We're using a recent Tidy Tuesday dataset that is on educational attainment in the UK. Basically, towns in the UK, how do they differ in terms of educational attainment? How is that related to the size of the town, the income of the town, and other characteristics that we have? So let's get started.
Exploring the data in Posit Workbench
All right, here I am logged into Posit Team, which is three products together. So here I am in Workbench. In Workbench, I'm using the RStudio IDE. And so, you know, this is where we start, right?
So I am going to get started with a recent Tidy Tuesday dataset here where we will look at educational attainment in the UK, specifically with a focus on small towns. So we are going to β let me read in the data here from Tidy Tuesday. And what we are going to do is we're going to try to predict the educational attainment in a town based on some of the things that we know about that town.
So in a real modeling project, I would spend quite a bit of time exploring the data. Let me just give you β let's just do a little bit of a glimpse here just to kind of get the feel for what the data is in. But, of course, this is a super important part of the modeling process. So we'll glimpse kind of quickly here.
So we've got a town ID, a town name, the population size, whether it's small, medium, or large, the region. Is it a coastal town? We've got other kinds of information here. Is it residential versus other? Is there a university there? That's kind of interesting. An income flag about whether it's like a more β a town that has more deprivation and poverty or not. And then there are a bunch of different ways of measuring the educational attainment here.
This is β like this is younger kids, middle kids. Then this is like the end, what people are doing. All this information about the β like all of this is kind of aggregated into something called an education score. So let us β I think that's what we'll use for the modeling because that is education score. So because that is the β like kind of like an aggregated kind of number.
So like we could do, for example, a histogram of this, what this looks like. So you see that they have centered this value at zero, this sort of aggregated kind of number. And you can see kind of we've got a bigger hump down here of lower score towns. So there's like more to the β it has a β it's not symmetric here. There's more towns that have something on the lower end than the higher end.
Let's just look at this a little bit more. Let's look at that income flag. I mean I'm sure β I'm 100% sure that will affect this. Let's make a box plot here.
Okay, so cities are separate from towns here. This data set as I understand it largely is about towns. So the cities are kind of just here for comparison. But we certainly do see that lower deprivation towns have the higher education scores, higher deprivation lower.

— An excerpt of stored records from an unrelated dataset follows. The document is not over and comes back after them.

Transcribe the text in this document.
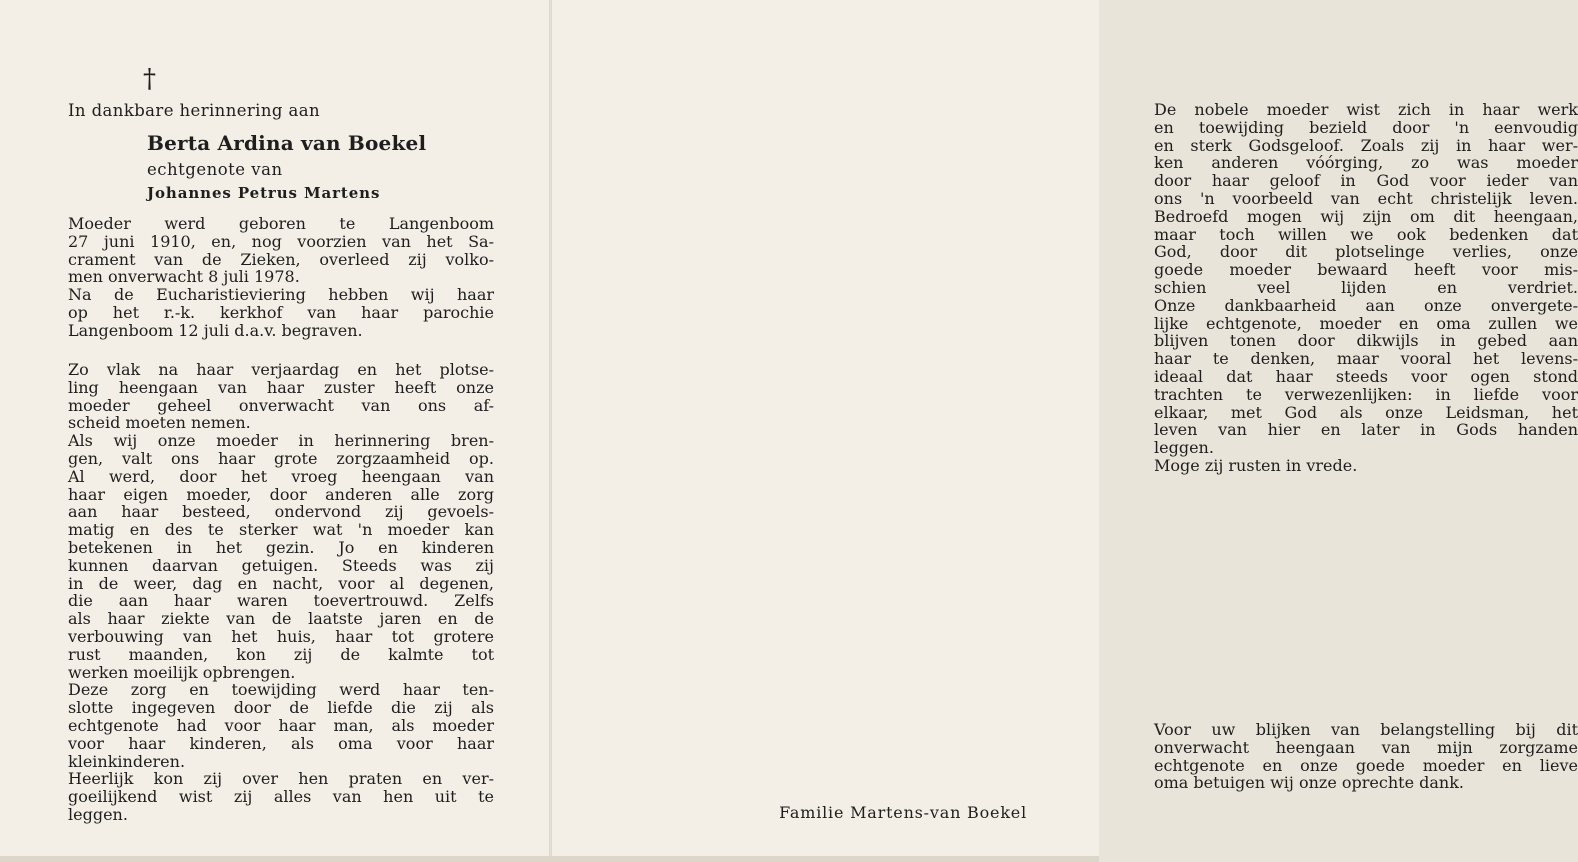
†
In dankbare herinnering aan
Berta Ardina van Boekel
echtgenote van
Johannes Petrus Martens
Moeder werd geboren te Langenboom
27 juni 1910, en, nog voorzien van het Sa-
crament van de Zieken, overleed zij volko-
men onverwacht 8 juli 1978.
Na de Eucharistieviering hebben wij haar
op het r.-k. kerkhof van haar parochie
Langenboom 12 juli d.a.v. begraven.
Zo vlak na haar verjaardag en het plotse-
ling heengaan van haar zuster heeft onze
moeder geheel onverwacht van ons af-
scheid moeten nemen.
Als wij onze moeder in herinnering bren-
gen, valt ons haar grote zorgzaamheid op.
Al werd, door het vroeg heengaan van
haar eigen moeder, door anderen alle zorg
aan haar besteed, ondervond zij gevoels-
matig en des te sterker wat 'n moeder kan
betekenen in het gezin. Jo en kinderen
kunnen daarvan getuigen. Steeds was zij
in de weer, dag en nacht, voor al degenen,
die aan haar waren toevertrouwd. Zelfs
als haar ziekte van de laatste jaren en de
verbouwing van het huis, haar tot grotere
rust maanden, kon zij de kalmte tot
werken moeilijk opbrengen.
Deze zorg en toewijding werd haar ten-
slotte ingegeven door de liefde die zij als
echtgenote had voor haar man, als moeder
voor haar kinderen, als oma voor haar
kleinkinderen.
Heerlijk kon zij over hen praten en ver-
goeilijkend wist zij alles van hen uit te
leggen.
De nobele moeder wist zich in haar werk
en toewijding bezield door 'n eenvoudig
en sterk Godsgeloof. Zoals zij in haar wer-
ken anderen vóórging, zo was moeder
door haar geloof in God voor ieder van
ons 'n voorbeeld van echt christelijk leven.
Bedroefd mogen wij zijn om dit heengaan,
maar toch willen we ook bedenken dat
God, door dit plotselinge verlies, onze
goede moeder bewaard heeft voor mis-
schien veel lijden en verdriet.
Onze dankbaarheid aan onze onvergete-
lijke echtgenote, moeder en oma zullen we
blijven tonen door dikwijls in gebed aan
haar te denken, maar vooral het levens-
ideaal dat haar steeds voor ogen stond
trachten te verwezenlijken: in liefde voor
elkaar, met God als onze Leidsman, het
leven van hier en later in Gods handen
leggen.
Moge zij rusten in vrede.
Voor uw blijken van belangstelling bij dit
onverwacht heengaan van mijn zorgzame
echtgenote en onze goede moeder en lieve
oma betuigen wij onze oprechte dank.
Familie Martens-van Boekel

So this is like a bit of just an exploratory plot. We would typically spend a huge amount of time in this if we were thinking about the full machine learning life cycle. But for now, we're going to see this higher deprivation towns. It looks like you might have a relationship here maybe, but look how wide that is. So hard to say.
But this is the kind of interactions and relationships that like maybe the size of the town makes a difference in educational attainment for if there's more poverty but it doesn't. Here, you know, that's the kind of thing we want to learn with a model that is flexible and allows us to learn those kinds of relationships. So let's now start about building a model.
Building the model with Tidy Models
So I'm going to use tidy models here. And the first thing I'm going to do is I am going to filter. I'm going to say I'm going to take education. I am going to filter so that I only get the towns here. Income flag. I'm going to say deprivation towns. So now I just am getting the towns here is what I have.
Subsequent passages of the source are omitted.